Dear Best Friend,
In first grade, you were the new kid. Most of our class already knew each other from Kindergarten since we went to a small private school. I immediately thought you were annoying. My six year old self wouldn't even give you a chance, and I already hated you from the first day of school. I would continue to hate you until fourth grade. Eventually that elementary school hatred faded to middle school general disdain of your presence. I changed from private school to public school two years before you did, so we didn't have much contact except for CYO softball practices and games. Our friendship really began in eighth grade when you came to public school and we ended up in the same math class. Luckily, that was the start of our friendship.

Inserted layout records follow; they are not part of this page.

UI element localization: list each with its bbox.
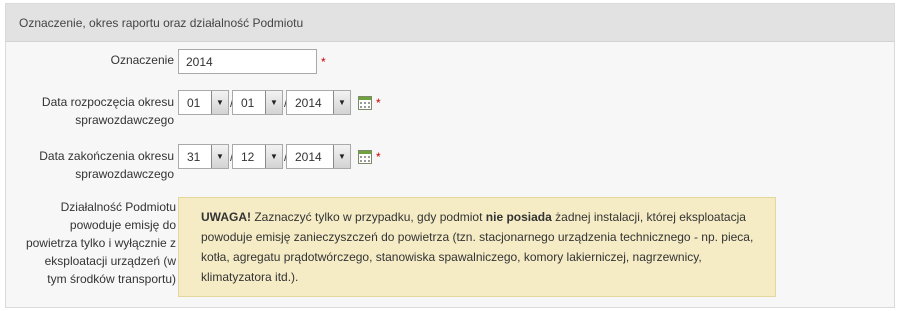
end-date-label-line2: sprawozdawczego — [75, 167, 174, 181]
warning-box: UWAGA! Zaznaczyć tylko w przypadku, gdy … — [178, 197, 776, 297]
start-date-label-line1: Data rozpoczęcia okresu — [41, 95, 174, 109]
oznaczenie-label: Oznaczenie — [110, 53, 174, 67]
start-date-required-mark: * — [376, 96, 381, 110]
end-date-required-mark: * — [376, 150, 381, 164]
end-date-label-line1: Data zakończenia okresu — [39, 149, 174, 163]
start-day-value: 01 — [187, 96, 201, 110]
warning-emphasis: nie posiada — [485, 210, 552, 224]
start-day-select[interactable]: 01 ▼ — [178, 90, 229, 115]
start-year-value: 2014 — [295, 96, 322, 110]
end-day-select[interactable]: 31 ▼ — [178, 144, 229, 169]
activity-label-line3: powietrza tylko i wyłącznie z — [25, 236, 176, 250]
section-title: Oznaczenie, okres raportu oraz działalno… — [19, 16, 304, 30]
start-month-value: 01 — [241, 96, 255, 110]
chevron-down-icon[interactable]: ▼ — [265, 91, 282, 114]
chevron-down-icon[interactable]: ▼ — [211, 91, 228, 114]
oznaczenie-required-mark: * — [321, 55, 326, 69]
activity-label-line1: Działalność Podmiotu — [60, 200, 176, 214]
calendar-icon[interactable] — [358, 96, 372, 110]
warning-text-before: Zaznaczyć tylko w przypadku, gdy podmiot — [251, 210, 486, 224]
oznaczenie-input[interactable] — [178, 49, 317, 74]
start-date-label-line2: sprawozdawczego — [75, 113, 174, 127]
chevron-down-icon[interactable]: ▼ — [333, 145, 350, 168]
end-month-value: 12 — [241, 150, 255, 164]
calendar-icon[interactable] — [358, 150, 372, 164]
start-month-select[interactable]: 01 ▼ — [232, 90, 283, 115]
end-year-select[interactable]: 2014 ▼ — [286, 144, 351, 169]
chevron-down-icon[interactable]: ▼ — [265, 145, 282, 168]
end-year-value: 2014 — [295, 150, 322, 164]
activity-label-line4: eksploatacji urządzeń (w — [44, 254, 176, 268]
section-header: Oznaczenie, okres raportu oraz działalno… — [6, 4, 894, 42]
end-day-value: 31 — [187, 150, 201, 164]
activity-label-line2: powoduje emisję do — [69, 218, 176, 232]
start-year-select[interactable]: 2014 ▼ — [286, 90, 351, 115]
end-month-select[interactable]: 12 ▼ — [232, 144, 283, 169]
activity-label-line5: tym środków transportu) — [47, 272, 176, 286]
warning-prefix: UWAGA! — [201, 210, 251, 224]
chevron-down-icon[interactable]: ▼ — [211, 145, 228, 168]
chevron-down-icon[interactable]: ▼ — [333, 91, 350, 114]
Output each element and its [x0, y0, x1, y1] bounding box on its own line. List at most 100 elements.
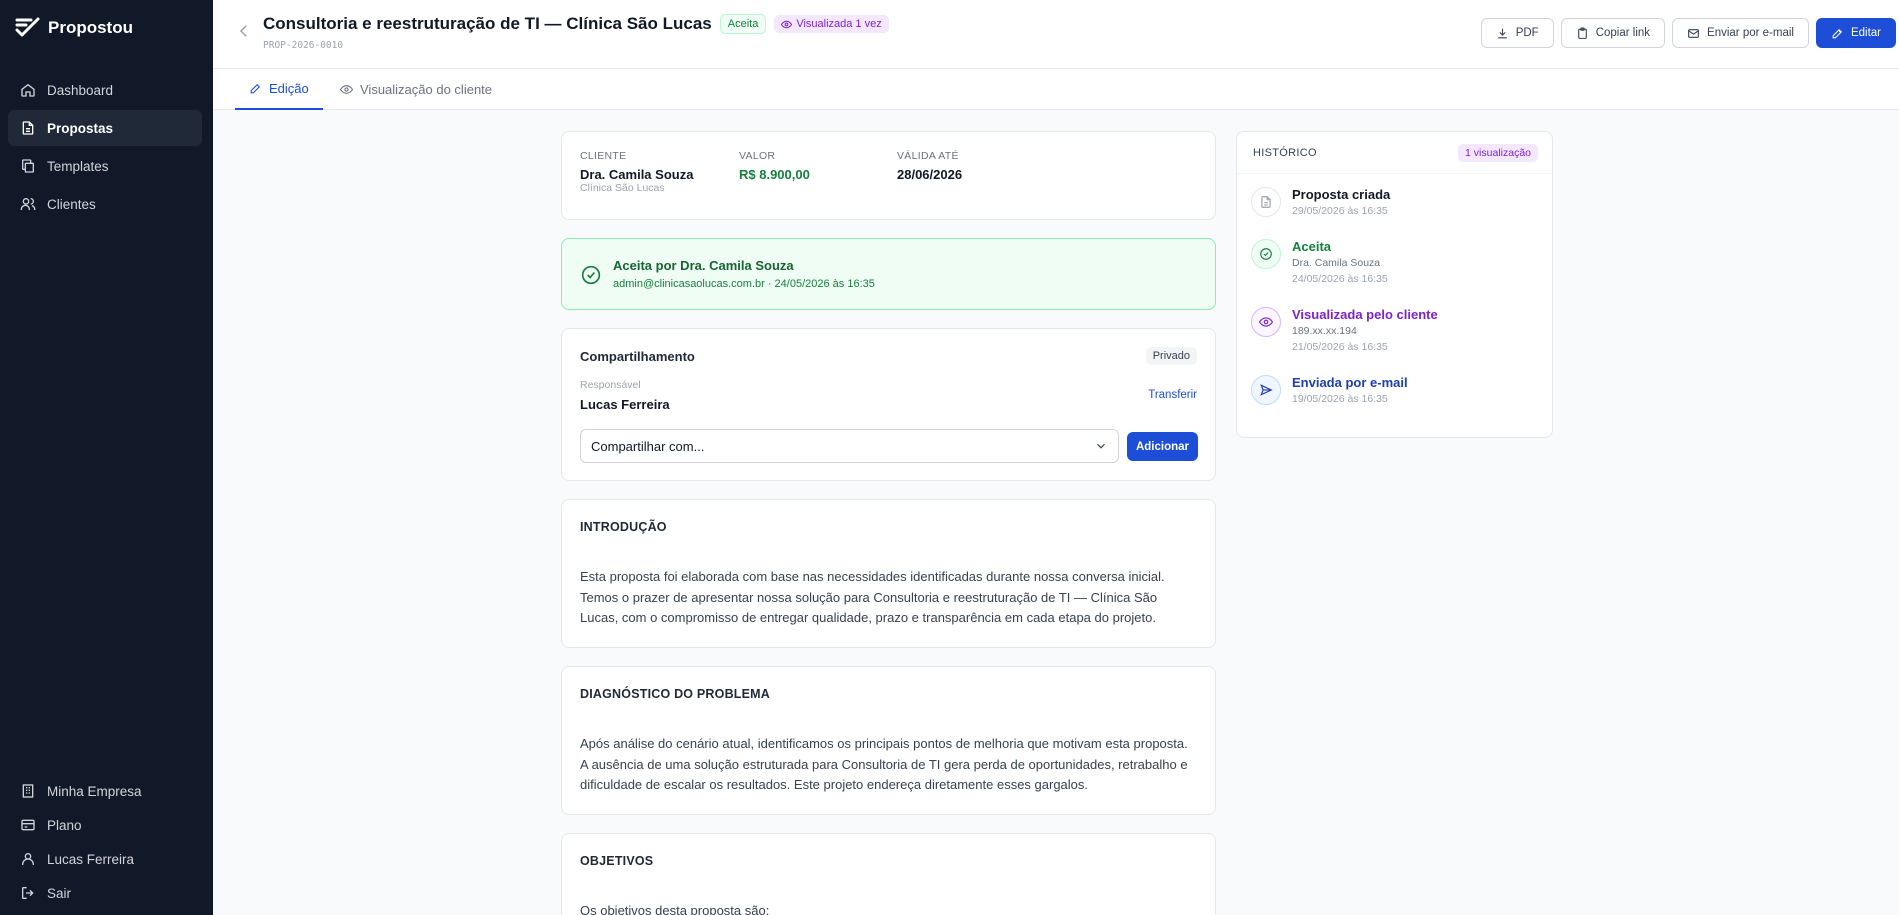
eye-icon [1259, 317, 1273, 327]
section-objetivos[interactable]: OBJETIVOS Os objetivos desta proposta sã… [561, 833, 1216, 915]
building-icon [22, 784, 34, 798]
file-icon [1261, 196, 1271, 208]
proposal-code: PROP-2026-0010 [263, 40, 344, 51]
user-icon [22, 853, 34, 865]
status-badge: Aceita [719, 14, 767, 34]
edit-icon [250, 83, 261, 94]
sidebar-item-plano[interactable]: Plano [8, 808, 202, 842]
acceptance-subtitle: admin@clinicasaolucas.com.br · 24/05/202… [613, 278, 875, 290]
header-actions: PDF Copiar link Enviar por e-mail Editar [1480, 18, 1896, 48]
logo-check-icon [15, 17, 40, 37]
sidebar-item-templates[interactable]: Templates [8, 148, 202, 184]
add-share-button[interactable]: Adicionar [1127, 432, 1198, 461]
sidebar-item-label: Clientes [47, 196, 96, 212]
validity-info: VÁLIDA ATÉ 28/06/2026 [897, 150, 962, 182]
page-title: Consultoria e reestruturação de TI — Clí… [263, 14, 712, 33]
transfer-link[interactable]: Transferir [1148, 389, 1197, 401]
page-header: Consultoria e reestruturação de TI — Clí… [213, 0, 1899, 69]
sidebar-item-label: Propostas [47, 120, 114, 136]
sidebar-item-propostas[interactable]: Propostas [8, 110, 202, 146]
event-detail: Dra. Camila Souza [1292, 257, 1381, 269]
tab-edicao[interactable]: Edição [235, 69, 323, 110]
copy-icon [22, 159, 34, 173]
section-body: Esta proposta foi elaborada com base nas… [580, 569, 1165, 625]
tab-bar: Edição Visualização do cliente [213, 69, 1899, 110]
check-circle-icon [581, 265, 601, 285]
section-title: INTRODUÇÃO [580, 520, 667, 534]
event-icon-wrap [1251, 239, 1281, 269]
sidebar-item-user[interactable]: Lucas Ferreira [8, 842, 202, 876]
event-date: 19/05/2026 às 16:35 [1292, 393, 1388, 405]
pdf-button[interactable]: PDF [1480, 18, 1554, 48]
event-title: Visualizada pelo cliente [1292, 307, 1438, 322]
tab-visualizacao[interactable]: Visualização do cliente [326, 69, 506, 110]
sidebar-bottom-nav: Minha Empresa Plano Lucas Ferreira Sair [8, 774, 202, 910]
views-badge-label: Visualizada 1 vez [796, 18, 882, 30]
owner-label: Responsável [580, 379, 641, 391]
credit-card-icon [21, 819, 35, 831]
sidebar-item-dashboard[interactable]: Dashboard [8, 72, 202, 108]
history-header: HISTÓRICO 1 visualização [1237, 132, 1552, 174]
edit-icon [1832, 28, 1843, 38]
document-icon [22, 121, 34, 135]
event-icon-wrap [1251, 307, 1281, 337]
history-card: HISTÓRICO 1 visualização Proposta criada… [1236, 131, 1553, 438]
tab-label: Edição [269, 81, 309, 96]
valid-until: 28/06/2026 [897, 167, 963, 182]
tab-label: Visualização do cliente [360, 82, 493, 97]
summary-card: CLIENTE Dra. Camila Souza Clínica São Lu… [561, 131, 1216, 220]
share-with-select[interactable]: Compartilhar com... [580, 429, 1119, 463]
download-icon [1497, 28, 1507, 38]
users-icon [20, 198, 36, 210]
clipboard-icon [1577, 27, 1587, 39]
event-icon-wrap [1251, 187, 1281, 217]
acceptance-banner: Aceita por Dra. Camila Souza admin@clini… [561, 238, 1216, 310]
sidebar-item-label: Templates [47, 158, 109, 174]
sidebar-item-label: Minha Empresa [47, 783, 142, 799]
chevron-down-icon [1097, 443, 1105, 449]
acceptance-title: Aceita por Dra. Camila Souza [613, 258, 794, 273]
email-button-label: Enviar por e-mail [1707, 27, 1794, 39]
event-title: Enviada por e-mail [1292, 375, 1408, 390]
eye-icon [781, 20, 793, 28]
views-badge: Visualizada 1 vez [774, 15, 889, 33]
section-introducao[interactable]: INTRODUÇÃO Esta proposta foi elaborada c… [561, 499, 1216, 648]
event-title: Proposta criada [1292, 187, 1391, 202]
section-diagnostico[interactable]: DIAGNÓSTICO DO PROBLEMA Após análise do … [561, 666, 1216, 815]
copy-link-button-label: Copiar link [1595, 27, 1651, 39]
client-info: CLIENTE Dra. Camila Souza Clínica São Lu… [580, 150, 693, 194]
sidebar-item-label: Dashboard [47, 82, 114, 98]
logout-icon [22, 887, 34, 899]
pdf-button-label: PDF [1515, 27, 1539, 39]
history-views-badge: 1 visualização [1458, 144, 1538, 162]
sidebar-nav: Dashboard Propostas Templates Clientes [8, 72, 202, 224]
sidebar-item-label: Lucas Ferreira [47, 851, 135, 867]
section-body: Os objetivos desta proposta são: [580, 903, 770, 915]
client-label: CLIENTE [580, 150, 627, 162]
event-icon-wrap [1251, 375, 1281, 405]
value-label: VALOR [739, 150, 776, 162]
event-detail: 189.xx.xx.194 [1292, 325, 1357, 337]
sidebar-item-sair[interactable]: Sair [8, 876, 202, 910]
event-date: 21/05/2026 às 16:35 [1292, 341, 1388, 353]
sidebar-item-label: Sair [47, 885, 72, 901]
sharing-title: Compartilhamento [580, 349, 695, 364]
privacy-badge: Privado [1145, 347, 1197, 365]
back-chevron-icon[interactable] [235, 22, 253, 40]
sharing-card: Compartilhamento Privado Responsável Luc… [561, 328, 1216, 481]
section-title: OBJETIVOS [580, 854, 654, 868]
event-date: 24/05/2026 às 16:35 [1292, 273, 1388, 285]
section-title: DIAGNÓSTICO DO PROBLEMA [580, 687, 771, 701]
client-company: Clínica São Lucas [580, 182, 665, 194]
app-logo[interactable]: Propostou [14, 16, 133, 40]
title-row: Consultoria e reestruturação de TI — Clí… [263, 14, 889, 34]
app-name: Propostou [48, 18, 133, 37]
sidebar-item-label: Plano [47, 817, 82, 833]
client-name: Dra. Camila Souza [580, 167, 694, 182]
copy-link-button[interactable]: Copiar link [1560, 18, 1666, 48]
value-info: VALOR R$ 8.900,00 [739, 150, 810, 182]
sidebar-item-clientes[interactable]: Clientes [8, 186, 202, 222]
email-button[interactable]: Enviar por e-mail [1672, 18, 1809, 48]
edit-button[interactable]: Editar [1815, 18, 1896, 48]
sidebar-item-minha-empresa[interactable]: Minha Empresa [8, 774, 202, 808]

Now that we're best friends, we can look back on the memories of me hating you. In fact, it's a constant joke now. We can laugh at the time my parents brought my little sister into school when she was a baby and she gave everyone a hug except you because she knew I didn't like you. Or that time when you told me you were worried someone was taking advantage of me for concert tickets and vacations and I didn't listen because I thought you were trying to get me to take you instead, but looking back now I really should have listened to you. My personal favorite is when you tried to bring me my homework in third grade because I was sick, and no one in my family answered the door because we were eating dinner and we thought you were a salesperson. Then, the next day I tried to get you to pay for the textbook that you said you put on my front porch that went missing. I found the book, but at the time it was just more fuel to my fiery hatred of you.
Who would have thought that you sitting next to me in math in eighth grade would lead us to where we are now. I needed help with my work, and I still need you to help me with my math homework in college. You have your own bed and toothbrush at my house, and your own key to get in when no one is home. You come over to hang out whenever. You call my mom "mom" like she's your mom too. My mom buys you special food and drinks when she goes grocery shopping for when you come over. You're the only person I let make fun of my little sister besides me. We went to every high school dance together, whether we had a date or not. You've gone to my dance performances and my recitals, and even though I never made it to one of your regattas you know I tried my hardest to be there and I was there supporting you in spirit. We talk each other out of doing stupid things like dying our hair weird colors or getting that ugly shirt, and we don't hurt each others feelings. We came up with stupid nicknames for each other, and even though I'm the only one that calls you Flounder, so many people call me Megs Bunts.
I love how we have memories of hating each other and memories of being best friends. I feel like that makes us have a stronger relationship because we can never hurt each others feelings. I'm thankful that something finally clicked because I don't know what I would do without you.